Matakana based artist Mark Wooller produces oil paintings in a semi surrealist style featuring the New Zealand bush and landscape. Wooller studies the history associated with various aspects of New Zealand landscape, and in his work he refers to a multitude of ephemera, documentation and historical records. These details enrich the narratives of his pieces.

In Charting the Catch, Wooller pulls together intricately woven nets and traditional fishing devices to detail a ‘kai moana’ theme. Inspired by the book ‘Fishing Methods and devices of the Maori’ (Elsdon Best, 1929), Wooller's distinctive drop shadow embellishes the knotted vessels, bringing them to the forefront of his paintings and emphasising their materiality. Wooller explains that his use of these ‘hīnaki’ or eel pots, are less about the act of fishing, and more about the idea of filtering thoughts that float by.

Original hīnaki had one entrance, which faced downstream.

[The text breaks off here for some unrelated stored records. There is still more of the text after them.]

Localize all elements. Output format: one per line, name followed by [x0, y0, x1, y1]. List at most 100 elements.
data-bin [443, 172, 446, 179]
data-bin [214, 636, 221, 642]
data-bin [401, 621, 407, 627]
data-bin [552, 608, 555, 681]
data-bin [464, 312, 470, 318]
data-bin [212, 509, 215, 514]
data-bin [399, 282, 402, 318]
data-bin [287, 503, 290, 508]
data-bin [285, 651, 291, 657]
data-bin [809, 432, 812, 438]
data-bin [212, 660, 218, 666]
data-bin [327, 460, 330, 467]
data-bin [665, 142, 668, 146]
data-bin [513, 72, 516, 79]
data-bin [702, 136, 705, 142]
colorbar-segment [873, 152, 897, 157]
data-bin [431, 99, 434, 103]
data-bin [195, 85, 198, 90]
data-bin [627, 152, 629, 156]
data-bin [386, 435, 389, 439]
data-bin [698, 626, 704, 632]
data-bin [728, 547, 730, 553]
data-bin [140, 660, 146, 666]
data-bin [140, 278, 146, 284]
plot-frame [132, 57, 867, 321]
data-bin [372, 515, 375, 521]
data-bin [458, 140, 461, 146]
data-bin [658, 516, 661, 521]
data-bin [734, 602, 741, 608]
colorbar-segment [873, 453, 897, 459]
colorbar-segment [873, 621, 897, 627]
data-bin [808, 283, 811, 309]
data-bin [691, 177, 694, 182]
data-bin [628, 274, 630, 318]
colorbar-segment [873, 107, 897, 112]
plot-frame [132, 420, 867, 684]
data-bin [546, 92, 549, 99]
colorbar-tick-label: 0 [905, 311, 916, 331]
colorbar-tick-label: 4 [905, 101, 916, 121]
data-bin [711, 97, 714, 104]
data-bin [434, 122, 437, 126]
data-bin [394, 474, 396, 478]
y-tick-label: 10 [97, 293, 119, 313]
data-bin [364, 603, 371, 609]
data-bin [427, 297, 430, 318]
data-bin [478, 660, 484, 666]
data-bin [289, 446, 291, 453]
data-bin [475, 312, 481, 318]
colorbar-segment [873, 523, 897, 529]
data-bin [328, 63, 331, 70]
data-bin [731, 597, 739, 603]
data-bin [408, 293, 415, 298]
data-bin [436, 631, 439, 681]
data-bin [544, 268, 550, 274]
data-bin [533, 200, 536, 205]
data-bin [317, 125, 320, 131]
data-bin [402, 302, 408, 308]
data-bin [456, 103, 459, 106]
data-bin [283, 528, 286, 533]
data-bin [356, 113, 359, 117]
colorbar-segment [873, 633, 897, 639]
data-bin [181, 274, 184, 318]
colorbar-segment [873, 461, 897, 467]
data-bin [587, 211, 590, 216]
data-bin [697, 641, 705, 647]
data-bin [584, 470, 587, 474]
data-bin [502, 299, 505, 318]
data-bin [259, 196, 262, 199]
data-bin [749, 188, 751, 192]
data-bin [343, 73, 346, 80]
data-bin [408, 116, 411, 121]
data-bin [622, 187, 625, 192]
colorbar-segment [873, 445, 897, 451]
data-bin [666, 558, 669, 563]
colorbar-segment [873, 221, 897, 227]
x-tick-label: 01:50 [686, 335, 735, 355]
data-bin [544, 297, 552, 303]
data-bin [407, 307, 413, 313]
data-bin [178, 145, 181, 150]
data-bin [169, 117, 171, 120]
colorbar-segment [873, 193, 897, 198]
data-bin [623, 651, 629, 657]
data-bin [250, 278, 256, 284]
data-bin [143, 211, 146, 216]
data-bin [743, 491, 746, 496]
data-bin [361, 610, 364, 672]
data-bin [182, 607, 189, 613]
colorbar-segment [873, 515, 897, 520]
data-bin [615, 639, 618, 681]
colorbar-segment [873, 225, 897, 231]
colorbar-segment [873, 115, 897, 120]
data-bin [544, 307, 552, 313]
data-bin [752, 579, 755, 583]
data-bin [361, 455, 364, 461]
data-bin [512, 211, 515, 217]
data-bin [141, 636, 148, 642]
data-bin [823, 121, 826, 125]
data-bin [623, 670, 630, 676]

The bait would be placed inside and the eels or ‘tuna’ would swim upstream to find it. The entrance to the trap was called the akura, and was a circle of inwardly pointed sticks. The eel could push through to get the bait, but could not escape. The best hīnaki were works of art in themselves. For transport, they could be dampened with water and pressed flat for travel.

Wooller’s use of typography and labeling serves purpose as a map-like reading format. He finds importance in rooting the artworks in particular locations to give contextual reference to the placement and backgrounds associated with each piece. As seen in ‘Five rivers’, ‘To Catch’, and ‘Northland Lakes’ ; the words and the landscape features allow the piece to be read like a map. While in the painting ‘Charting the Catch’, the names refer to the type of eel, the size, and the colour.

Talking to this series of work, Wooller explains that “like the passage of time many of these words have fallen from our vocabulary, the richness of their descriptive usage can be held within the hīnaki’/ eel pot vessel expressed here on canvas. So, the Hinaki becomes the vessel to harvest and preserve the precious Māori nomenclature.”

Consistent across Wooller's work is an interest in our shared relationships with the natural environment, history and language, Charting the Catch continues this exploration.

Mark Wooller has staged numerous solo exhibitions since 1988. He has work in collections both locally and internationally.